Neuroaesthetics – This is what I am basically obsessed and buried eye ball deep in at the moment. Like it is making my brain pop and sizzle. The brain is amazing and how it relates and effects art, perception and subjectivity is knocking my socks off. Can’t even, it’s that engrossing.

Time Zone – Why does the planet have to be round and spin and make it so that time one place is a different time another place? I know it has to be and know why but it is such a mind trip to think about time and reality of time in that sort of way. Also thinking about others in other time zones is a mind mess as well. The basics and structure of their living and your living are not overlapping but hinged at different points. How that effects matters of the heart is something very much on my mind.

London Art – Things seem so striated here in terms of art worlds and their mingling. There seems to be specific tiers and groups that do not overlap as much as they do in other places (I’m thinking specifically of New York, LA and Berlin). Maybe it’s the topographic distance of things. Maybe it’s England’s obsession with class. Not sure yet but it seems self-defeating and dulling perhaps.

Organic Food – I’m a spoiled food cooperative brat, which likes my veggies diverse, fresh and local, as well as having an easily accessible variety of dietary surprises and essentials. I am not happy about my situation in London in regards to this. Where is the Ginger-Aid Kombucha? Where is the nutritional yeast? Where I ask? WHERE?

Cold – It is less cold in London then it is in New York. It is less cold in New York then it is in Chicago. Knowing this I am still always cold and I can’t imagine being sweaty ever, ever again.
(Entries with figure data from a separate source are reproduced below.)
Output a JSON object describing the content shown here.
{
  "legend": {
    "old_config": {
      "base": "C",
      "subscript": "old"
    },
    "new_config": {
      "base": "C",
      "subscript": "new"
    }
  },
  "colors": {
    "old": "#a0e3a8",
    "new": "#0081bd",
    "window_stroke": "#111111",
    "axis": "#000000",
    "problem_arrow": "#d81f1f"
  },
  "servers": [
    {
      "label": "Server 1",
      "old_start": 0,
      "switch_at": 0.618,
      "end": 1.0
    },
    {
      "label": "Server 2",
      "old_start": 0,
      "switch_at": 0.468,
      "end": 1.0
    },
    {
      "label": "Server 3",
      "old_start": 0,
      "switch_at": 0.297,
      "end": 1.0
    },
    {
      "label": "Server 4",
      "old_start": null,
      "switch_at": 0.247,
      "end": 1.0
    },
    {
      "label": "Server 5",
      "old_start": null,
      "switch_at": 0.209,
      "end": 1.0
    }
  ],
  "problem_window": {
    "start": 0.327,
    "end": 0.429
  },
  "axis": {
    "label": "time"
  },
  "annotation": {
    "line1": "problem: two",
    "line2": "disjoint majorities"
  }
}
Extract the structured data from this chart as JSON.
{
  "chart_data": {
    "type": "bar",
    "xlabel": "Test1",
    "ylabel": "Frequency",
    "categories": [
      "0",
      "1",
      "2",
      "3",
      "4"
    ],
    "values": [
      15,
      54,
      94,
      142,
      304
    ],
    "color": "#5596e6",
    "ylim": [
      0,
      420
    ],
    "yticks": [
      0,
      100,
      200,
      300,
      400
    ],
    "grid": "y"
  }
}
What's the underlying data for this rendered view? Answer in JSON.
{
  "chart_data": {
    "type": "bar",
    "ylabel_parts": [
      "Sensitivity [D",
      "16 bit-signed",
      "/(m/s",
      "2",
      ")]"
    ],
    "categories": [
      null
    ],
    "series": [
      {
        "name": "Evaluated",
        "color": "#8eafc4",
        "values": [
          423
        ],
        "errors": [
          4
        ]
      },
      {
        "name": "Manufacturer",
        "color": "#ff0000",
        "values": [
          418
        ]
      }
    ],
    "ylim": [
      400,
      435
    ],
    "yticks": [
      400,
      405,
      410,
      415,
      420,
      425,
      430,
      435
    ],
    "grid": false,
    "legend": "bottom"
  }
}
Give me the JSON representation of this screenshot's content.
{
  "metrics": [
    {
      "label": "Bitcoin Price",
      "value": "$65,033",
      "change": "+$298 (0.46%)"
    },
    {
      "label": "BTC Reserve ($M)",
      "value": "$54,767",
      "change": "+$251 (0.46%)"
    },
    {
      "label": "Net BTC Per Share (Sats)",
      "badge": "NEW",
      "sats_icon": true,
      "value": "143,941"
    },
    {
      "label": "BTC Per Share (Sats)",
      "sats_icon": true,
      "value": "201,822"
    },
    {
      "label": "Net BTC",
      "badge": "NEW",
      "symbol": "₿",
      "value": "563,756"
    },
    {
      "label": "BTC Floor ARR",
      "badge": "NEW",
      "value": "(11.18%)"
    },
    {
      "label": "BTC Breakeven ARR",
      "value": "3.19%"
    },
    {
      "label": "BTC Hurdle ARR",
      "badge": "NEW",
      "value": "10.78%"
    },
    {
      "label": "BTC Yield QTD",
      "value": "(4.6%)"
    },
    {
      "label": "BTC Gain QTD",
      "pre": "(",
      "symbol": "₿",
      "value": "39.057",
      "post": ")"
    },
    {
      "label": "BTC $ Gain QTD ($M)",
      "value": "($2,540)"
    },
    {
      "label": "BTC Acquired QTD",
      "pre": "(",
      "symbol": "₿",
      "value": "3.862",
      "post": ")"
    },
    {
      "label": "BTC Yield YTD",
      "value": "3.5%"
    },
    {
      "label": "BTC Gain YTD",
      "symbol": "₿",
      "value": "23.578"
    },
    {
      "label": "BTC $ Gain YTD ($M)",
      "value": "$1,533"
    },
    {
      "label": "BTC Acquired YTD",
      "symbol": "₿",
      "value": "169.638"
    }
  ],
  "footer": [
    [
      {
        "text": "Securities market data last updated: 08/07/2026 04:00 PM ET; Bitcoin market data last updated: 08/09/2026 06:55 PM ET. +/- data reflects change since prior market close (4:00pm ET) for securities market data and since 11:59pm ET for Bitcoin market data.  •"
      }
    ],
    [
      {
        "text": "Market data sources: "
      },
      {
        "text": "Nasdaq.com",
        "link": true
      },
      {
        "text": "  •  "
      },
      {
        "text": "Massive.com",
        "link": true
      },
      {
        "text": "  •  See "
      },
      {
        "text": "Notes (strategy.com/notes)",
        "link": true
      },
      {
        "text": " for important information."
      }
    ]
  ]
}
Sauna – Speaking of sweating how does London not have a Korean Spa? It should be illegal to not have a Korean spa in a major city. I think I have found a Turkish one. I am seriously looking up “spas London” in my phone like every other night. Need the detox heat, right now.  
Out of sight, Out of Mind – I seriously think I’m some sort of small furry animal as I truly have difficulty and/or interest in things that are not in my current purview mentally or physically. Like I just don’t care. Is that normal? Not sure but it’s actually sort of a relief in some ways.